I agree with Crazy Kian. Its not fun in the beginning - but its well worth it - and in my experience, diligence provides the quickest, most effective results. Keep in mind, I've only crate trained ONE dog. Otto screamed bloody murder initially. Not to mention, we had a lot of trouble with him "going" in the crate. We live in an apartment also, just a 2 family. - luckily the bottom floor was vacant at the time, but he was so loud we were fearful that the neighbors could hear. Anyhow, Otto started out in our bedroom with the crate by our bed - pillows over our heads! (which didn't help). Finally, the second or third night we left him in our bedroom and we moved to the spare bedroom. We also invested in ear plugs. Whichever night he finally settled down, the next night we moved back in our bedroom. We bought him a stuffed animal that is actually a bean bag sac that is meant to be heated in the microwave. It comes with a velcro covering that looks like a stuffed animal that we would put in his crate as company, like a littermate. The warmth is supposed to comfort them - since they have been used to sleeping snuggled together. We would only give it to him at night or naptime - otherwise he would try and rip it to shreds. That helped and he no longer needs it! (he's 7 months). 

We actually moved the crate all over, didn't keep it in one room. Others might not suggest this, but it worked fine for us. During the day it was either in the kitchen or living room. It was difficult for us to even get Otto to stay in the crate (when the door was open) - he usually tried to run right out. The second or third day, I came out of the shower to find my boyfriend lying on the floor, his head was in the crate with Otto and Otto was sleeping! It was really sweet and I think helped Otto to feel comfortable. I can remember doing this a few times myself afterwards to try and get Otto to nap during the day so I could do dishes or laundry. We also used lots of "crate only treats" to entice him to go in.
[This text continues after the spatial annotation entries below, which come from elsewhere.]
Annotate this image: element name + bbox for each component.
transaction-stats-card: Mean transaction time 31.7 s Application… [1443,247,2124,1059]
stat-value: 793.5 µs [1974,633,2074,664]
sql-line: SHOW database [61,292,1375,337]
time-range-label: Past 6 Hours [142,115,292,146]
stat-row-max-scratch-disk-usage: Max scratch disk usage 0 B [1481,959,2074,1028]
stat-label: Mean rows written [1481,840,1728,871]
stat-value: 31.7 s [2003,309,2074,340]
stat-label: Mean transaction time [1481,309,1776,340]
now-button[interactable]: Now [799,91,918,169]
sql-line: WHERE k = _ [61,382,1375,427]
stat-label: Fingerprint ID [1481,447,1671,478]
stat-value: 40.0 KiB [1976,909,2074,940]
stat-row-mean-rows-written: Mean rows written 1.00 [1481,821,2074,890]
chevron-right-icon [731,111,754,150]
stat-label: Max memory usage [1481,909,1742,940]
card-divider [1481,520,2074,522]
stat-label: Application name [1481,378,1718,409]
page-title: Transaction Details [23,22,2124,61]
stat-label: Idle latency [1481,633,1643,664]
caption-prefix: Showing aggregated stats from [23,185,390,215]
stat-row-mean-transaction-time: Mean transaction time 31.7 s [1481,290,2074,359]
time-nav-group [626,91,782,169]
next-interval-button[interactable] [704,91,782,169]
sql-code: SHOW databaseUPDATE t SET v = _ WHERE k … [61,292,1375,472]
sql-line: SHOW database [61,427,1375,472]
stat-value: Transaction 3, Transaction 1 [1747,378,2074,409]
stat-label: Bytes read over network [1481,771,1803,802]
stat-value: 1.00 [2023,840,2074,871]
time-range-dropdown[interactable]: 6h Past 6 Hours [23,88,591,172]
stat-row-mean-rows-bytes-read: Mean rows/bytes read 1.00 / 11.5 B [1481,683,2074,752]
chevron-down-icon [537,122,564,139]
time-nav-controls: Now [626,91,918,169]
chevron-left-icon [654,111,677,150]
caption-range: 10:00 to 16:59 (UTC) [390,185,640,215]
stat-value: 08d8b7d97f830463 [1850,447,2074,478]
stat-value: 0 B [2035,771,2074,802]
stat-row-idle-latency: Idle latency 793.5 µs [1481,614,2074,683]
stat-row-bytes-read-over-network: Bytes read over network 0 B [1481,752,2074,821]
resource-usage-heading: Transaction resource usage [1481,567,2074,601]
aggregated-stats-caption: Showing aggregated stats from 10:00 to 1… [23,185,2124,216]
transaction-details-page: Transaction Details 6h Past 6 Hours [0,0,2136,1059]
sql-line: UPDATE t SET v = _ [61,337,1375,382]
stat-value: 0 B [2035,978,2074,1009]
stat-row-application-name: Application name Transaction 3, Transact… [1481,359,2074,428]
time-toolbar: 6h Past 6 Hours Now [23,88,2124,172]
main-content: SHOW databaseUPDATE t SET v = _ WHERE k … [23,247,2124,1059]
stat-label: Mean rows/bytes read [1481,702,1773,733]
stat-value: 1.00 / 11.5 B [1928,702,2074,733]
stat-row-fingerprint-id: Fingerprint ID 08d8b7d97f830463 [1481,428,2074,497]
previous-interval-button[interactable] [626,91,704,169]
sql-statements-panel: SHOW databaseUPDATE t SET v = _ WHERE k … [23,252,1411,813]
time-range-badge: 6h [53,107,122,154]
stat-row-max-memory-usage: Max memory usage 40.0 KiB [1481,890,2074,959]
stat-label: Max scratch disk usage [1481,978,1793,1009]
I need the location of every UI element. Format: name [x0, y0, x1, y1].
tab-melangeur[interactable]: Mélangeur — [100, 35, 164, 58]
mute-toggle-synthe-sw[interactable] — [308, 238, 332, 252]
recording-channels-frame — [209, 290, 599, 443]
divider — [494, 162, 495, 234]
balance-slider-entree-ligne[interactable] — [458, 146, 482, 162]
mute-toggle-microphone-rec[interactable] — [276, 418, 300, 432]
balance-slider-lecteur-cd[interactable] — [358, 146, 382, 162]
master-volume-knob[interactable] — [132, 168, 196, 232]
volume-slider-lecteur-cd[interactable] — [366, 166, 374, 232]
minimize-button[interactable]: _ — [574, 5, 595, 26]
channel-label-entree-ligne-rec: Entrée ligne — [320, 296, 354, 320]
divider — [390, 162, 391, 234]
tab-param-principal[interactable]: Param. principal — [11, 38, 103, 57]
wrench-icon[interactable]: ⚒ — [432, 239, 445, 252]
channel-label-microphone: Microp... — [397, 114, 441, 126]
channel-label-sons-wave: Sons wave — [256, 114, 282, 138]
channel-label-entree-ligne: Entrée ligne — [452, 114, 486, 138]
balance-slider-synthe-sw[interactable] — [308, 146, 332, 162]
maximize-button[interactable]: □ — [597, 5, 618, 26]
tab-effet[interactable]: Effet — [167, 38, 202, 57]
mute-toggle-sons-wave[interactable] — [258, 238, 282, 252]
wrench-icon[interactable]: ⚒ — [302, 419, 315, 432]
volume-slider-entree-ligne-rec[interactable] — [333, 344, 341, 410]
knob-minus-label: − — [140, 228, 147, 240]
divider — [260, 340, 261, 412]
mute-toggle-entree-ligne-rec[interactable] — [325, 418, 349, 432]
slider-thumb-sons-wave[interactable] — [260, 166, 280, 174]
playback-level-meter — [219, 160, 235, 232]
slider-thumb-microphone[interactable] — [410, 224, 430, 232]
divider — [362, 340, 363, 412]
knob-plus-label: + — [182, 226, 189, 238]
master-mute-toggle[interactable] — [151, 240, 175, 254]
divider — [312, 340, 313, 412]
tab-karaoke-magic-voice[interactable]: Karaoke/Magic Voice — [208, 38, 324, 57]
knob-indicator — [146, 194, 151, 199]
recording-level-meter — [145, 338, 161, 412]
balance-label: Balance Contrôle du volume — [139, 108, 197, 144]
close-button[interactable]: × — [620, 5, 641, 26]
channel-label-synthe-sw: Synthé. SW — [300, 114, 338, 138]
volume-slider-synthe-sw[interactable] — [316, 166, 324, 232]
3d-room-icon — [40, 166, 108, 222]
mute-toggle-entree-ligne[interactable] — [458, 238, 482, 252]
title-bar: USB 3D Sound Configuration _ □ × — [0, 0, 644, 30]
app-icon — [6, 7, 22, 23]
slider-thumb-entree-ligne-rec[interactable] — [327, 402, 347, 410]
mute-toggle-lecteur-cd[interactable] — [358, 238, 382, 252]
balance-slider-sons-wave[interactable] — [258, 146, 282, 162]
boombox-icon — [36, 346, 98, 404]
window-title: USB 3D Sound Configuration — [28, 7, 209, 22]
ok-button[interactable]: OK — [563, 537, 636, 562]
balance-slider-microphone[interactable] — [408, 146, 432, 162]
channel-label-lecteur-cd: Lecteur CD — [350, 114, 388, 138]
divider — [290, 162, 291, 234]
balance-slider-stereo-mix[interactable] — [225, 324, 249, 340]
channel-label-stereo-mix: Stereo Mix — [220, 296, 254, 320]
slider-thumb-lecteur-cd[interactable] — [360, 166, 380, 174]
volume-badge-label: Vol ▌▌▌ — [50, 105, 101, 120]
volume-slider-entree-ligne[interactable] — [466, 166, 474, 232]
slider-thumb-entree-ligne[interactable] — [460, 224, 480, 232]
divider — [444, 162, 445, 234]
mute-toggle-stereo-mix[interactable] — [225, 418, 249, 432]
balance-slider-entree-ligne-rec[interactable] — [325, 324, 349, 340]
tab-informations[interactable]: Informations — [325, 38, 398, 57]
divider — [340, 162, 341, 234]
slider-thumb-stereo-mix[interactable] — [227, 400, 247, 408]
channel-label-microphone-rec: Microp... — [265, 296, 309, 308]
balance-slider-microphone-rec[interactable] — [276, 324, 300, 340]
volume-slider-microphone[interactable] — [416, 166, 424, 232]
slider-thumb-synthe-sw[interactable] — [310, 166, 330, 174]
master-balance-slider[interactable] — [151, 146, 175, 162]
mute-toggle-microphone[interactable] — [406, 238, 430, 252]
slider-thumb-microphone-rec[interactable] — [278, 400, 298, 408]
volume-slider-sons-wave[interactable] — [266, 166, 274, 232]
Others have mentioned reading stories to the pups at night. They have said it works well and sounds ADORABLE! We just never thought of it. I tried singing but I think that only worked him up! ha ha I don't blame him!

Now, Otto's crate is permanently in the living room and sometimes he sleeps there at night, others in our bed. I'm really thrilled with his indifference towards where he sleeps.

http://www.petsmart.com/product/index.jsp?productId=2754626&lmdn=Category ----- that's the link for the bean bag


----------



## tracker (Jun 27, 2011)

you can try a blanket over the crate, this may muffle the volume of his crying, and may provide more of a "den" feel for the pup. 

I also moved the crate around a few times to see what worked best, and turns out our living room where we spend most of our "down time" was where he was most comfortable. 

Good luck


----------